Re: Zero reakcji,przy próbie odpalenia.

: ndz 08 lip 2012, 22:59
autor: PozytywnieZakreconyWariat
emil,wlasnie sęk w tym...że co by się nie działo to nigdy nie miałem pomiaru o wartości 10,5V.
Aku jedno już wymieniłem,latam teraz na aku z Sp-1(większy prąd rozruchu).Do dziś było ewrysing olrajt.
Podładuję aku,i zobaczę czy jest różnica.
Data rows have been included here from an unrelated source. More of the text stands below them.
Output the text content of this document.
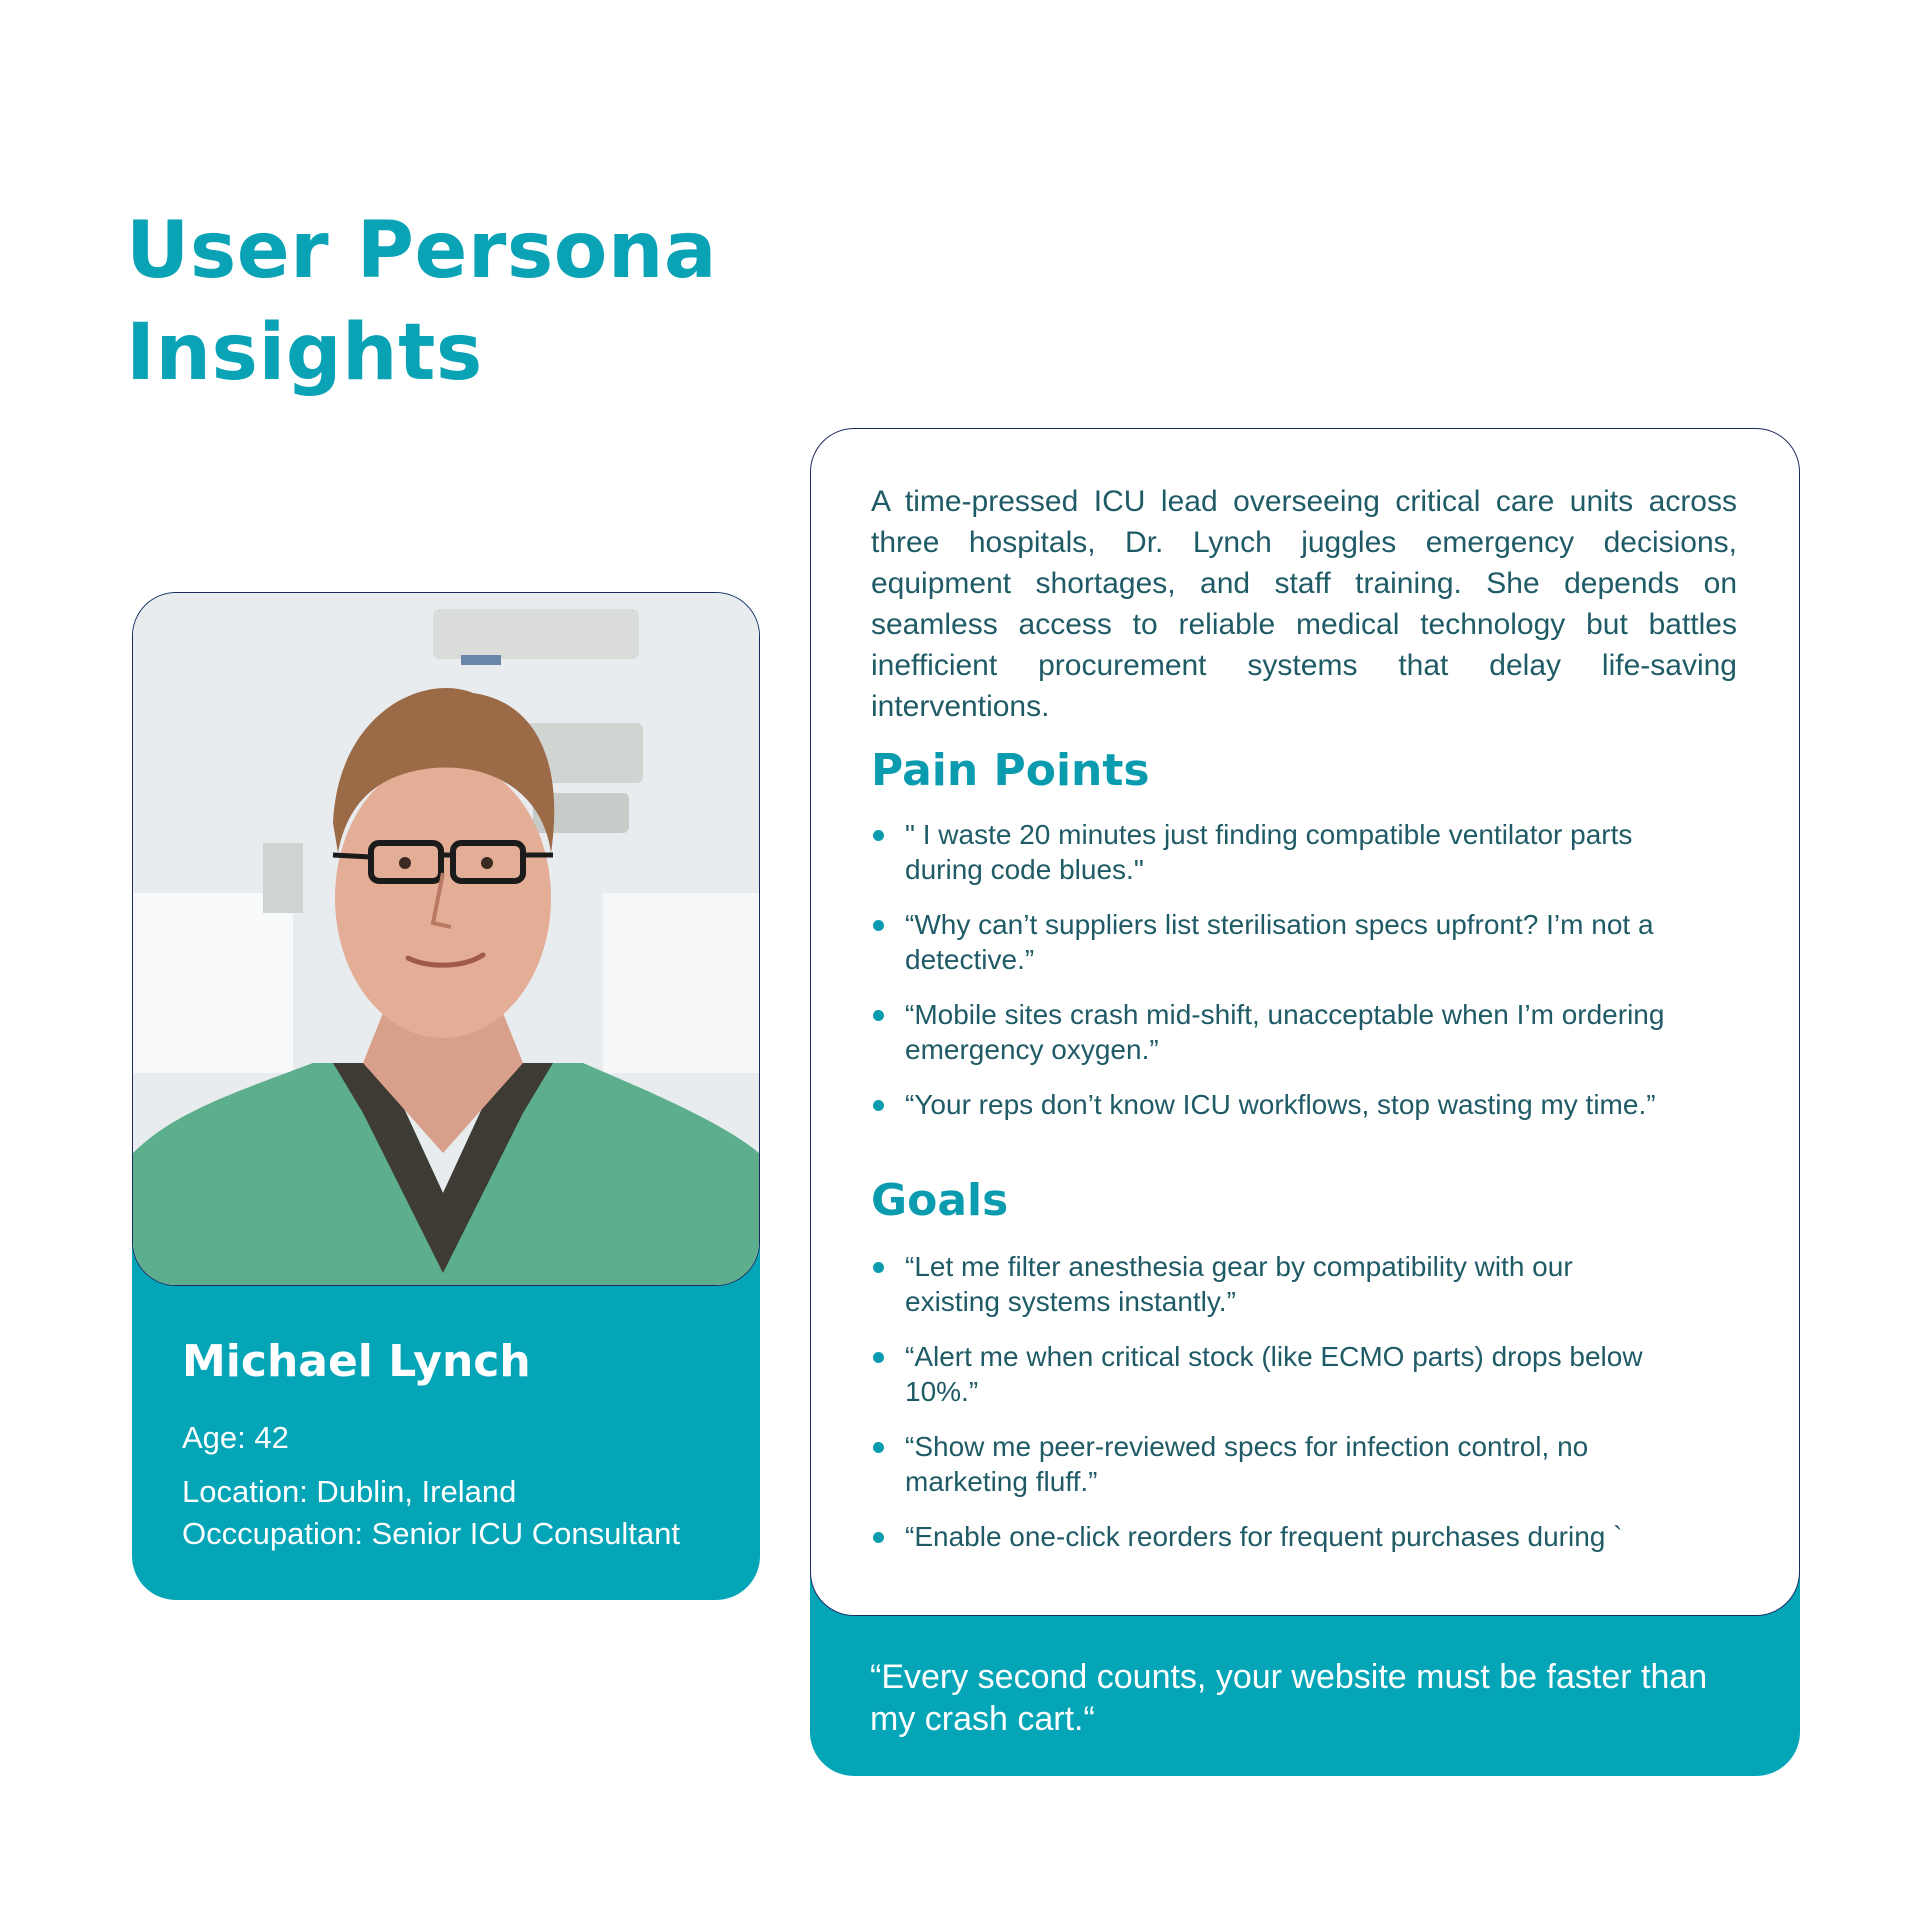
User Persona
Insights
Michael Lynch

Age: 42

Location: Dublin, Ireland

Occcupation: Senior ICU Consultant

“Every second counts, your website must be faster than my crash cart.“

A time-pressed ICU lead overseeing critical care units across three hospitals, Dr. Lynch juggles emergency decisions, equipment shortages, and staff training. She depends on seamless access to reliable medical technology but battles inefficient procurement systems that delay life-saving interventions.

Pain Points
" I waste 20 minutes just finding compatible ventilator parts during code blues."
“Why can’t suppliers list sterilisation specs upfront? I’m not a detective.”
“Mobile sites crash mid-shift, unacceptable when I’m ordering emergency oxygen.”
“Your reps don’t know ICU workflows, stop wasting my time.”
Goals
“Let me filter anesthesia gear by compatibility with our existing systems instantly.”
“Alert me when critical stock (like ECMO parts) drops below 10%.”
“Show me peer-reviewed specs for infection control, no marketing fluff.”
“Enable one-click reorders for frequent purchases during `
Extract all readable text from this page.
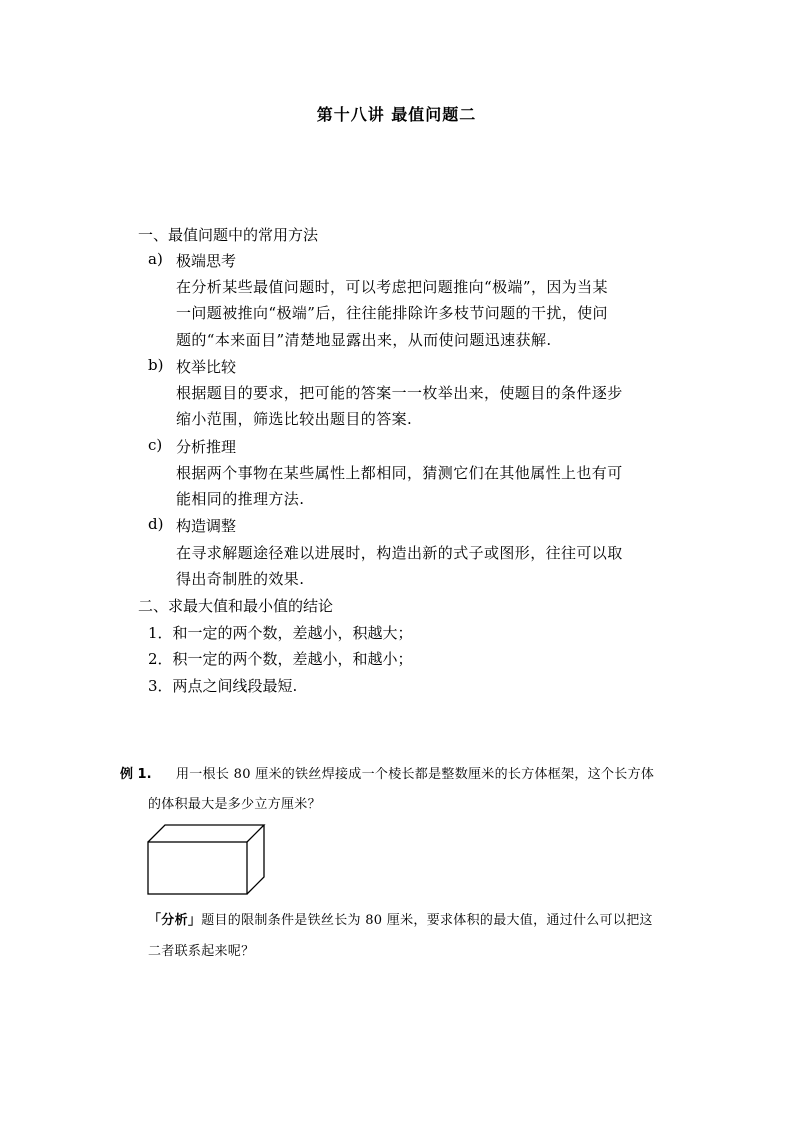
第十八讲 最值问题二
一、最值问题中的常用方法
a) 极端思考
在分析某些最值问题时，可以考虑把问题推向“极端”，因为当某
一问题被推向“极端”后，往往能排除许多枝节问题的干扰，使问
题的“本来面目”清楚地显露出来，从而使问题迅速获解.
b) 枚举比较
根据题目的要求，把可能的答案一一枚举出来，使题目的条件逐步
缩小范围，筛选比较出题目的答案.
c) 分析推理
根据两个事物在某些属性上都相同，猜测它们在其他属性上也有可
能相同的推理方法.
d) 构造调整
在寻求解题途径难以进展时，构造出新的式子或图形，往往可以取
得出奇制胜的效果.
二、求最大值和最小值的结论
1．和一定的两个数，差越小，积越大；
2．积一定的两个数，差越小，和越小；
3．两点之间线段最短.
例 1. 用一根长 80 厘米的铁丝焊接成一个棱长都是整数厘米的长方体框架，这个长方体
的体积最大是多少立方厘米？
「分析」题目的限制条件是铁丝长为 80 厘米，要求体积的最大值，通过什么可以把这
二者联系起来呢？
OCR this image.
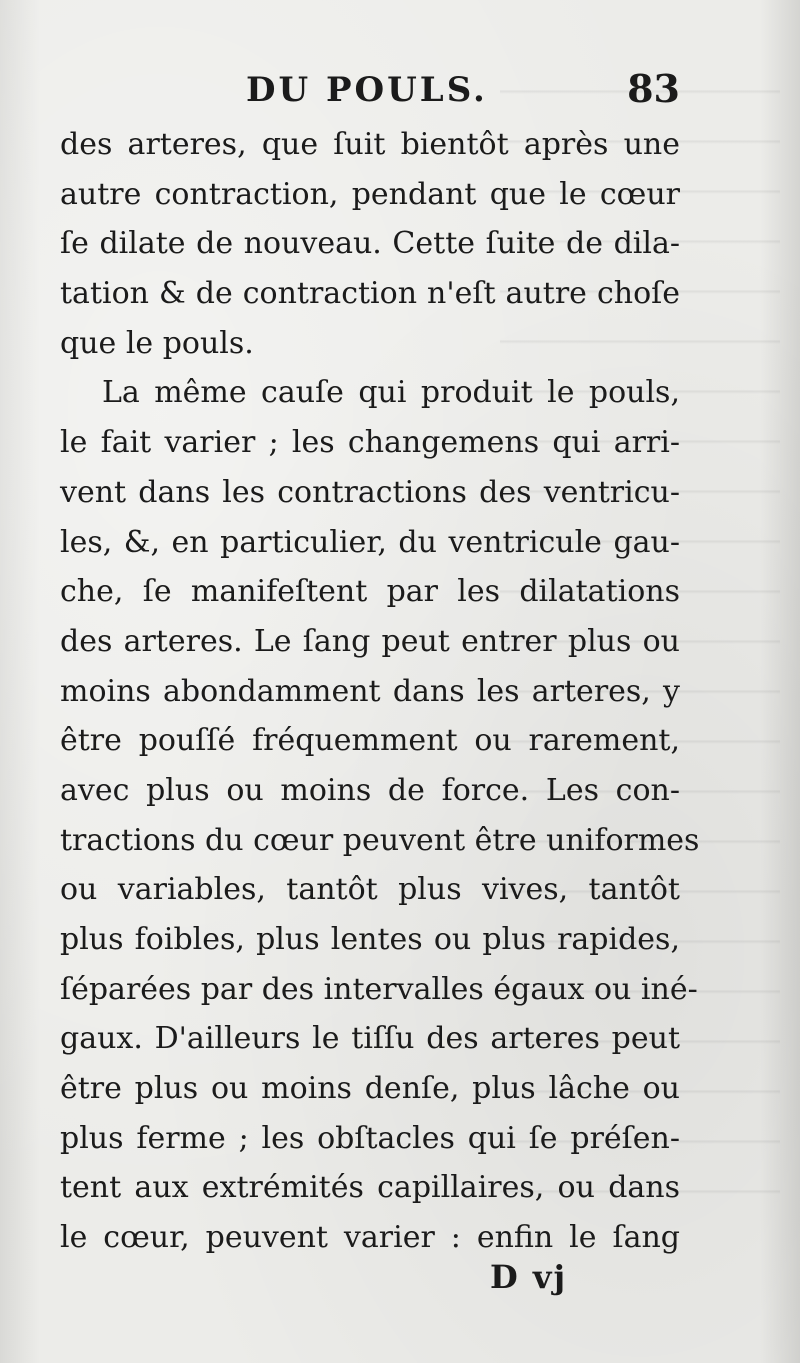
DU POULS.	83
des arteres, que ſuit bientôt après une
autre contraction, pendant que le cœur
ſe dilate de nouveau. Cette ſuite de dila-
tation & de contraction n'eſt autre choſe
que le pouls.
La même cauſe qui produit le pouls,
le fait varier ; les changemens qui arri-
vent dans les contractions des ventricu-
les, &, en particulier, du ventricule gau-
che, ſe manifeſtent par les dilatations
des arteres. Le ſang peut entrer plus ou
moins abondamment dans les arteres, y
être pouſſé fréquemment ou rarement,
avec plus ou moins de force. Les con-
tractions du cœur peuvent être uniformes
ou variables, tantôt plus vives, tantôt
plus foibles, plus lentes ou plus rapides,
ſéparées par des intervalles égaux ou iné-
gaux. D'ailleurs le tiſſu des arteres peut
être plus ou moins denſe, plus lâche ou
plus ferme ; les obſtacles qui ſe préſen-
tent aux extrémités capillaires, ou dans
le cœur, peuvent varier : enfin le ſang
D vj
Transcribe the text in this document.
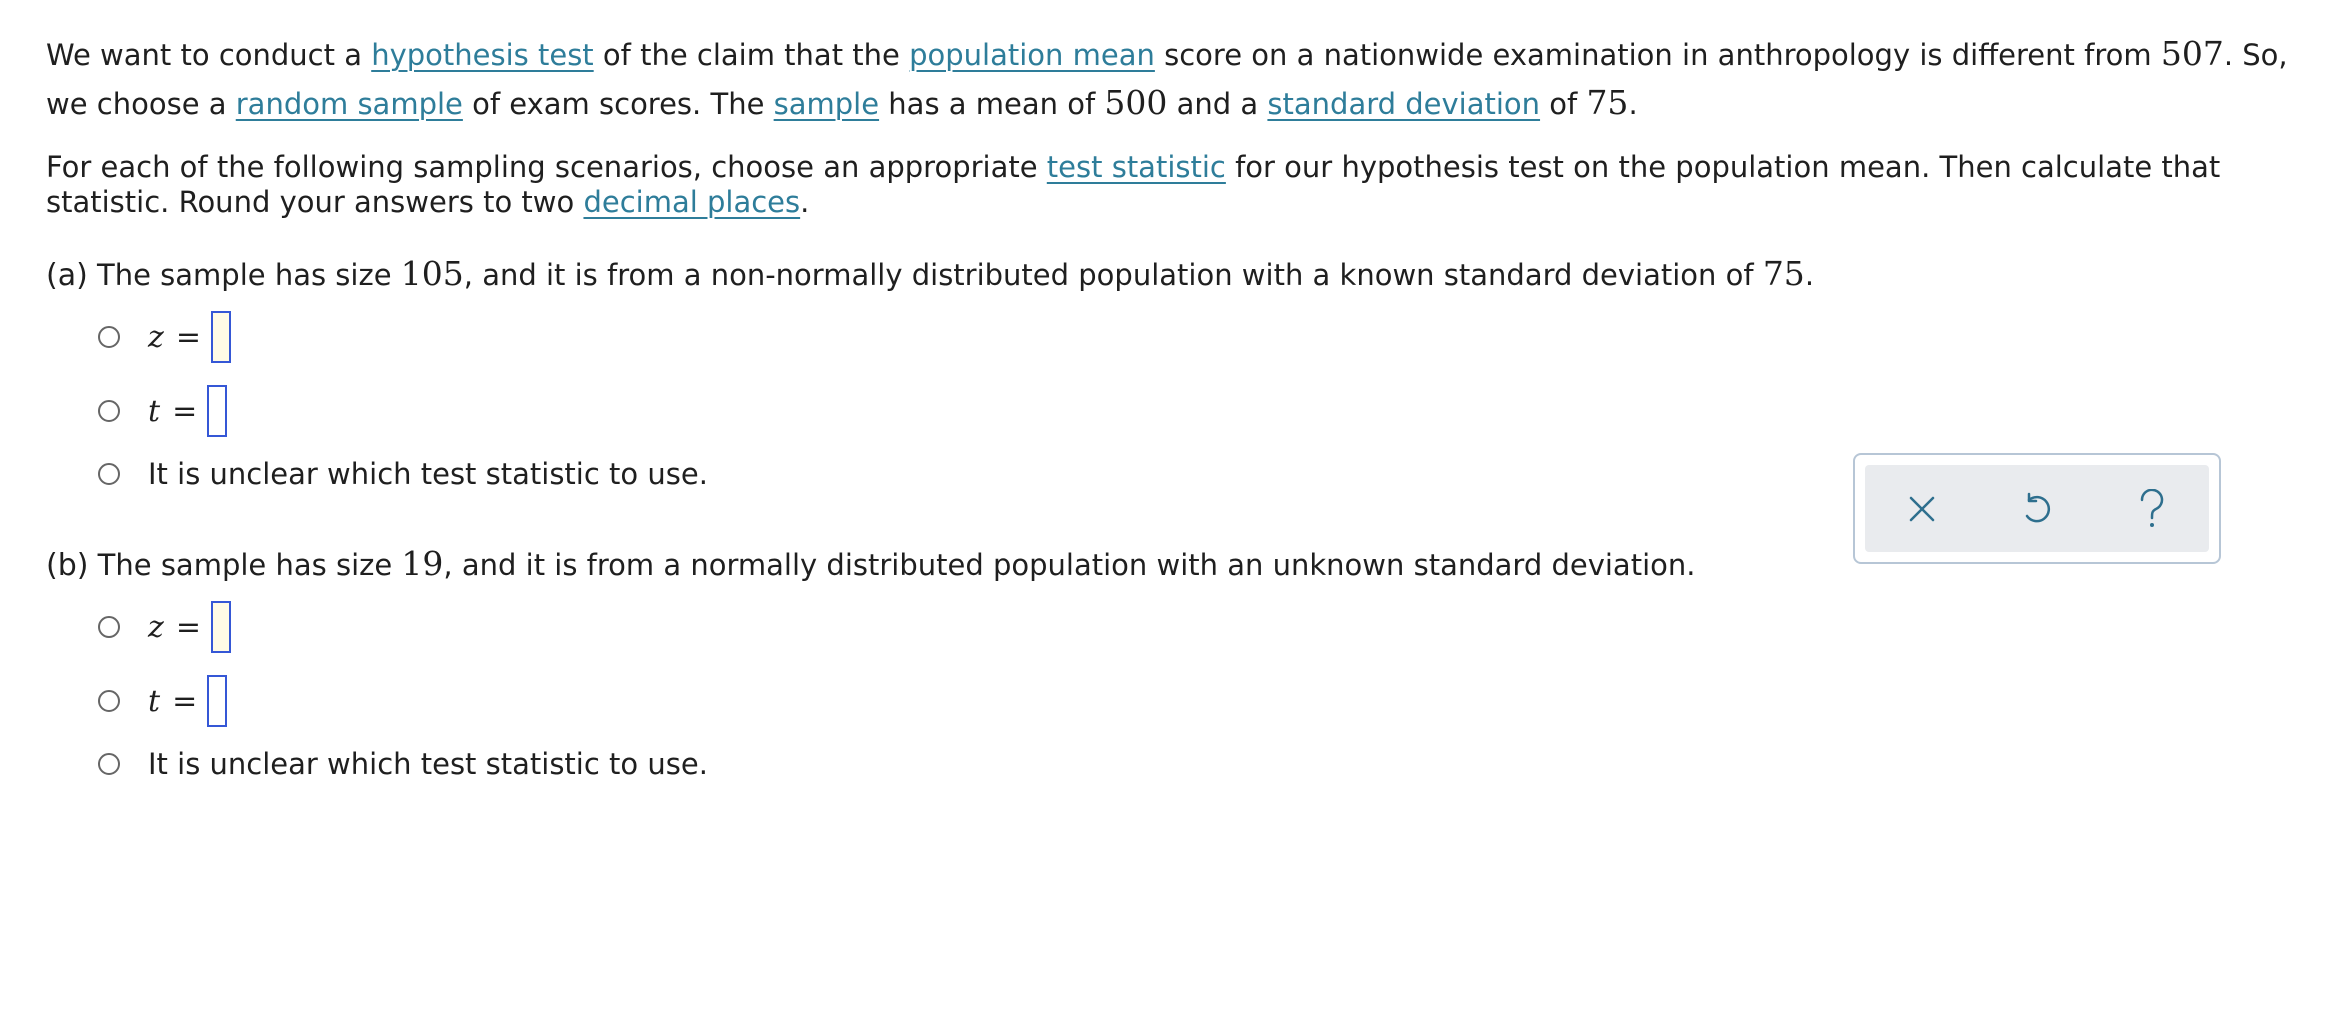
We want to conduct a hypothesis test of the claim that the population mean score on a nationwide examination in anthropology is different from 507. So, we choose a random sample of exam scores. The sample has a mean of 500 and a standard deviation of 75.

For each of the following sampling scenarios, choose an appropriate test statistic for our hypothesis test on the population mean. Then calculate that statistic. Round your answers to two decimal places.

(a) The sample has size 105, and it is from a non-normally distributed population with a known standard deviation of 75.

z =
t =
It is unclear which test statistic to use.

(b) The sample has size 19, and it is from a normally distributed population with an unknown standard deviation.

z =
t =
It is unclear which test statistic to use.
Re: Zero reakcji,przy próbie odpalenia.

: ndz 08 lip 2012, 23:13
autor: emil
a pomierz sobie opór pomiędzy klemą minusową a ramą, albo bezpośrednio punktem zbiorczym masy - może gdzieś jest słaby styk i nie ładuje się aku jak powinno, rozrusznik swoje bierze, światła, wtryski i wszystko inne też..

no i sprawdź przewód do rozrusznika czy nie jest połamany, przekaźnik rozrusznika też mógł się przypalić, Fred tak miał z tego co pamiętam.